On the reasons for the “Absence” of the solvency report, an insider of a life insurance company told reporters that the company’s audit institution asked for more information and information. At present, the relevant work has not been completed.
apply while replenishing capital
Under the second generation phase II project, the solvency adequacy ratio of the insurance industry generally declined, and the demand of insurance enterprises for capital further increased. In this context, insurance companies actively replenish capital. At the same time, six insurance companies disclosed in the solvency report that they applied for the transition period policy of the second generation phase II project.
According to insiders, from the perspective of capital sources, the ways of capital supplement of insurance institutions are divided into exogenous capital supplement and endogenous capital supplement.

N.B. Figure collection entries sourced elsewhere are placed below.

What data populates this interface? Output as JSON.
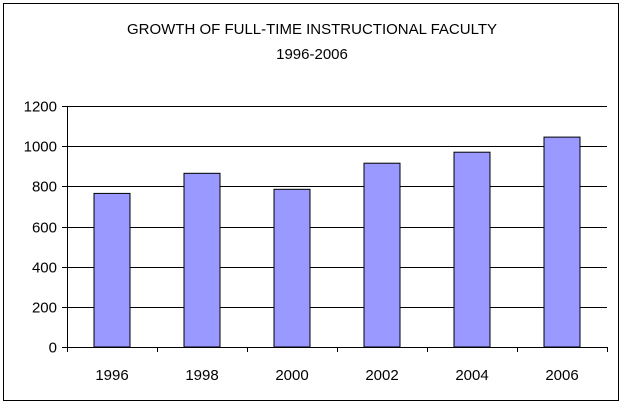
{
  "chart_data": {
    "type": "bar",
    "title": "GROWTH OF FULL-TIME INSTRUCTIONAL FACULTY",
    "subtitle": "1996-2006",
    "categories": [
      "1996",
      "1998",
      "2000",
      "2002",
      "2004",
      "2006"
    ],
    "values": [
      765,
      865,
      785,
      915,
      970,
      1045
    ],
    "yticks": [
      0,
      200,
      400,
      600,
      800,
      1000,
      1200
    ],
    "ylim": [
      0,
      1200
    ],
    "grid": true,
    "legend": "none",
    "colors": {
      "bar_fill": "#9999ff",
      "bar_stroke": "#000000",
      "gridline": "#000000"
    }
  }
}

According to the statistics of public information, since this year, about 20 insurance enterprises plan to supplement the total capital by increasing capital and issuing bonds, with a total amount of more than 50 billion yuan. According to the data of China Banking and Insurance Regulatory Commission, in 2021, the insurance industry supplemented 71.748 billion yuan of external capital, including 17.479 billion yuan of capital increase by shareholders of 20 insurance companies and 54.269 billion yuan of capital supplement bonds and subordinated term debt issued by 21 insurance companies. It can be seen that insurance companies have a strong demand for capital this year.
In addition to promoting exogenous capital replenishment, some insurance companies said they would actively promote endogenous capital replenishment. For example, Changsheng life insurance said that in the first quarter, its core solvency and comprehensive solvency adequacy ratio were 129.9% and 155.8% respectively. Affected by the second generation and phase II project, its solvency was improved compared with the previous quarter. However, because it is still in the early stage of profitability and has not entered the stage of capital self creation, its solvency will continue to decline in 2022. The company said that it would optimize the matching of assets and liabilities and delay the decline of solvency by adjusting the product structure and appropriately allocating long-term government bonds at the right time.
In response to the new requirements of the second generation phase II project, some insurance enterprises have applied for the transition period policy. According to the reporter’s statistics, many companies such as Bohai property insurance, DuPont insurance and Fosun United health insurance have applied for the transition period policy and obtained approval.
DuPont insurance said that although the approval and implementation of the transition period policy can greatly improve the solvency of the current company, the risk factor will gradually increase in annual units over time until the end of the transition period in 2025. The company has applied to all shareholders and approved by the board of directors. In the near future, shareholders will increase the capital of the company by 400 million yuan in the same proportion to alleviate the pressure on solvency and ensure the healthy and stable development of the company.
Fosun United Health said that in order to improve its solvency, the company will take endogenous measures, including improving profitability, optimizing product structure and improving risk management ability; According to the requirements of solvency regulation II, it is planned to take reasonable exogenous measures, such as capital increase and share expansion, to supplement core capital to consolidate capital quality and improve capital structure.